Clearly I was trying to glorify my wretchedness, obviously I was trying to glorify my wretchedness, what else? But this glorification held me to a certain standard of dignified behavior, and it may have saved me from an even worse wretchedness, and from actually crawling like a worm. I mean that “If you tell me to go I shall go, / If you tell me to stay away I shall stay away,” is preferable, after all, to “please don’t go, no, don’t go, I can’t stand it, I can’t take it, no, Alek, please, please don’t.…”

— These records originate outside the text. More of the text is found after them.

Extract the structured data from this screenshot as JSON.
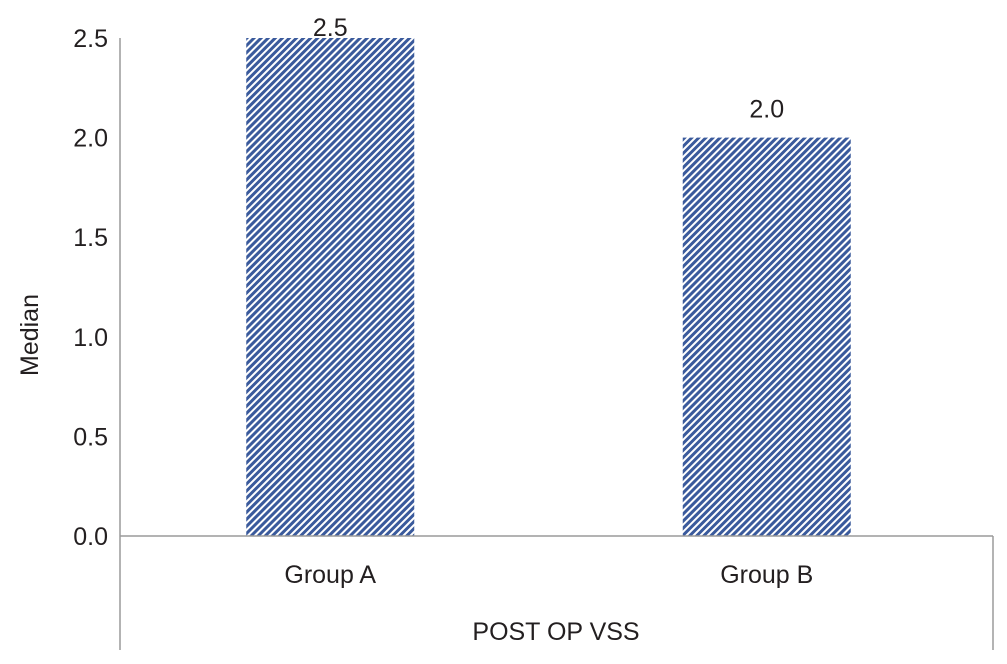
{
  "chart_data": {
    "type": "bar",
    "categories": [
      "Group A",
      "Group B"
    ],
    "values": [
      2.5,
      2.0
    ],
    "data_labels": [
      "2.5",
      "2.0"
    ],
    "xlabel": "POST OP VSS",
    "ylabel": "Median",
    "ylim": [
      0,
      2.5
    ],
    "yticks": [
      0.0,
      0.5,
      1.0,
      1.5,
      2.0,
      2.5
    ],
    "ytick_labels": [
      "0.0",
      "0.5",
      "1.0",
      "1.5",
      "2.0",
      "2.5"
    ],
    "grid": false,
    "legend": "none",
    "bar_fill": "diagonal-hatch",
    "bar_color": "#3a5a9c",
    "axis_color": "#9a9a9a"
  }
}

So it’s true that I painted the banal bad as “gloriously bad” to myself, but it’s also true that the “gloriously bad” helped me to get through another miserable hour and another miserable morning. And therefore, however ridiculous I find this romantic pose today, and for all my crushing feminist critique of those poems, I remember how at a certain point in my life they simply helped me to cope. And how in the end, after I gave birth and Alek left, what saved me from total collapse was precisely the romantic pose.
IF YOU TELL ME TO GO
Among all the marvelous qualities I bestowed on my heroine Nira Woolf I also gave her a musical gift and an exquisite contralto. For the most part she only plays to herself at night, improvising jazz both in order to relax and in order to think about her current case, but once I let her sing a completely different song. This happens in the last scene of Dead Woman’s Voice , the sixth book in the series, whose grim plot centers on the attempt to cover up a case of incest. The raped daughter of the senior officer in the security services kills herself before the book begins. The senior prosecuting attorney, the rapist father’s mistress, who is completely subjugated to his will, kills herself in chapter sixteen, after he thrusts a revolver into her hand. And in the last scene, the intern who was trying to blackmail the father lies bleeding on the steps to Nira’s house, while the chief villain himself lies bound at her feet.
Throughout the book my Nira is mainly interested in the servile behavior of the mistress-lawyer, and at the end, after the mystery is solved and the police are already on their way, she sits down at the piano and sings to the villain lying on the floor with his hands and feet tied painfully together behind his back, in the so-called “banana knot,” Alterman’s “Song of Three Answers”: “Everything you ask and wish / I shall be happy to do / I shall never lack the strength / To do as you wish me to.” Nira Woolf’s back is turned to the cruel villain who tried to trap her, too — first to seduce her with his charms and then to murder her — her warm contralto grows louder from line to line against a background of sirens, and only when the police are already in the room does she turn around, without even looking at him. A private joke of my own, I would say, but what kind of a joke is it in fact?
My darling Hagar, who is not a great admirer of my books — she considers them “shallow”—actually praised this scene, although she remarked that “for her taste” it was “too far-fetched.” My daughter, who from time to time sends me articles about “The image of the woman in …”—all her articles seem to me the regurgitation of the same slogans — my daughter appears to have been born with an innate immunity to the germ of romanticism and to have subsequently enlisted in the medical corps dedicated in deadly earnest to its extermination. Not for her own personal benefit, since she does not seem to be in need of it, but for the good of the population at large.